SATA in Quicksilver G4 Problem

exoframe2

Registered
Quick rundown of the problem I've been experiencing:

Computer in question:
'Quicksilver' (2001) 867mhz G4
Serial ATA via MacSense ATA133/SATA card.

Card has been working fine, have been running 10.4.8 from a 250GB Seagate drive. I picked up a 500GB Maxtor SATA/300 drive this evening, but have had no luck powering it with the G4 power supply. When connected it clicks, and never spins up. The usual dead-drive click, every few seconds.

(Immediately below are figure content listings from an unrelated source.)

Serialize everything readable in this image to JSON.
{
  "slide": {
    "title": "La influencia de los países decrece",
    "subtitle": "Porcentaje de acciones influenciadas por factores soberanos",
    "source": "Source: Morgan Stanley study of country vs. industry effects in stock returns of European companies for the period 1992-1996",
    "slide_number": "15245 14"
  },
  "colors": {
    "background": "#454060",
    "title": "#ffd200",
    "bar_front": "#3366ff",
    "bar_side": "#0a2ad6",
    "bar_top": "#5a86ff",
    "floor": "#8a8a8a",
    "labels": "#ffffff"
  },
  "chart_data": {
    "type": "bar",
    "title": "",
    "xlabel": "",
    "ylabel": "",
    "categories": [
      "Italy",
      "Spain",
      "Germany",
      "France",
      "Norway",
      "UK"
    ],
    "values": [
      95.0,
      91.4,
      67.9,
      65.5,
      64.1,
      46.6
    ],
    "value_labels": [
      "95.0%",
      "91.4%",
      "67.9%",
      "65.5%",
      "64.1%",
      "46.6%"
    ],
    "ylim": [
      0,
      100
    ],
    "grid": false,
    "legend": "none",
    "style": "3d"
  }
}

Here's the catch- it isn't dead. If I power it via an external source (like a USB enclosure) it spins up fine. When connected to the SATA jack it mounts, writes and reads fine. In fact I'm currently installing 10.4 to a 74GB partition on it. I have a power lead going through a PCI bay to a USB enclosure to power the drive in the short-term. This is not a fix by any sense of the word.

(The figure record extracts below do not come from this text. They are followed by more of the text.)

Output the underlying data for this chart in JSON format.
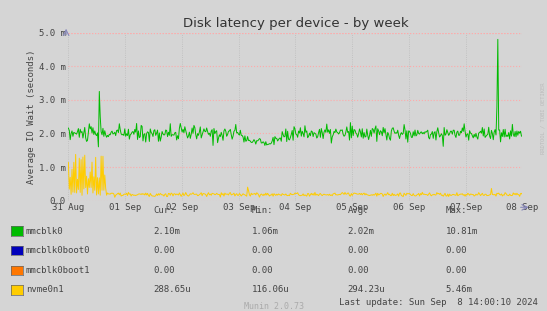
{
  "title": "Disk latency per device - by week",
  "ylabel": "Average IO Wait (seconds)",
  "background_color": "#d5d5d5",
  "plot_bg_color": "#d5d5d5",
  "x_labels": [
    "31 Aug",
    "01 Sep",
    "02 Sep",
    "03 Sep",
    "04 Sep",
    "05 Sep",
    "06 Sep",
    "07 Sep",
    "08 Sep"
  ],
  "ylim": [
    0,
    5.0
  ],
  "ytick_labels": [
    "0.0",
    "1.0 m",
    "2.0 m",
    "3.0 m",
    "4.0 m",
    "5.0 m"
  ],
  "ytick_vals": [
    0.0,
    1.0,
    2.0,
    3.0,
    4.0,
    5.0
  ],
  "red_grid_color": "#ffaaaa",
  "grey_grid_color": "#bbbbbb",
  "series_colors": [
    "#00bb00",
    "#0000bb",
    "#ff7700",
    "#ffcc00"
  ],
  "legend_items": [
    {
      "label": "mmcblk0",
      "color": "#00bb00",
      "cur": "2.10m",
      "min": "1.06m",
      "avg": "2.02m",
      "max": "10.81m"
    },
    {
      "label": "mmcblk0boot0",
      "color": "#0000bb",
      "cur": "0.00",
      "min": "0.00",
      "avg": "0.00",
      "max": "0.00"
    },
    {
      "label": "mmcblk0boot1",
      "color": "#ff7700",
      "cur": "0.00",
      "min": "0.00",
      "avg": "0.00",
      "max": "0.00"
    },
    {
      "label": "nvme0n1",
      "color": "#ffcc00",
      "cur": "288.65u",
      "min": "116.06u",
      "avg": "294.23u",
      "max": "5.46m"
    }
  ],
  "footer_center": "Munin 2.0.73",
  "footer_right": "Last update: Sun Sep  8 14:00:10 2024",
  "watermark": "RRDTOOL / TOBI OETIKER"
}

Attempts at troubleshooting-
Tested drive in two USB enclosures- spins up fine
Tested drive with spare ATX power supply- spins up fine
Tested drive with external power while connected to SATA- mounts fine
Removed all other internal devices, video card, and PCI USB 2.0 card- drive still 'clicks' rather than spinning up.

It almost seems as if the G4 power supply is 'incompatible' with the drive. The supply is the factory Apple unit, rated at 344W. I'm giving serious thought to modifying the jack on a G4 MDD 400W unit.

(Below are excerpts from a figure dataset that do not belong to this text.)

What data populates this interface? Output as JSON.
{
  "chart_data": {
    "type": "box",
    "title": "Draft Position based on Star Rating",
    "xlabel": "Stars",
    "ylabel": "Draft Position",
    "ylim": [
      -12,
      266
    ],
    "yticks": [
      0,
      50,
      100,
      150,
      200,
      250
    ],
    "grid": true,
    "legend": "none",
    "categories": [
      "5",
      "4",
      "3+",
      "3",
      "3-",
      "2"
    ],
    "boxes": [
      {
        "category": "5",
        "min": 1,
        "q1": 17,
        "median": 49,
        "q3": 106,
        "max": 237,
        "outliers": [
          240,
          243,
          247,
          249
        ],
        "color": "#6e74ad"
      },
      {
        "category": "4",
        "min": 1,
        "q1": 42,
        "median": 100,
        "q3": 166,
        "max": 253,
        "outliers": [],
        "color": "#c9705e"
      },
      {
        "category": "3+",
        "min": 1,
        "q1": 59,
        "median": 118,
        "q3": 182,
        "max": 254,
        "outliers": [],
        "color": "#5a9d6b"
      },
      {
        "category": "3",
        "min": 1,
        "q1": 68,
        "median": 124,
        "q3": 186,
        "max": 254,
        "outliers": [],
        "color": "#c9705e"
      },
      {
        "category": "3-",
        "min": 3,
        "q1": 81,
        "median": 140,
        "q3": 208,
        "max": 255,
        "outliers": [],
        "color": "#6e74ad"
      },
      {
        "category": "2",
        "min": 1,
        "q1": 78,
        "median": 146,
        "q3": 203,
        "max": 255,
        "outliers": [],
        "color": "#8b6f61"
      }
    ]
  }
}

I'm open to any suggestions you folks might have--I'm stumped--and I can't keep running it with this dodgy 'external power' setup. I desperately want to avoid using the drive in an external enclosure if at all possible, I'd like to keep it internal.
 
Hi. You've hit the nail on the head. The power supplies in Apple's towers – certainly in the Quicksilver and earlier days – were all custom parts that supplied pretty much the exact amount of power the Apple spec'ed machine required (give and take some). Your Serial ATA drive is going to need either a modified or upgraded power supply to function in that machine.
 
I'm sourcing a MDD power supply at the moment, 400W should give me enough breathing room with the new 1.5GHz processor, Radeon card and pair of hard drives.

In the short term I crimped a jumper for an ATX power supply so it will power on with the switch on the unit and I'm using this to run the hard drives and DVR-111. No problems with it so far, and it actually boots up a bit faster since the drives are already up to speed when it starts up.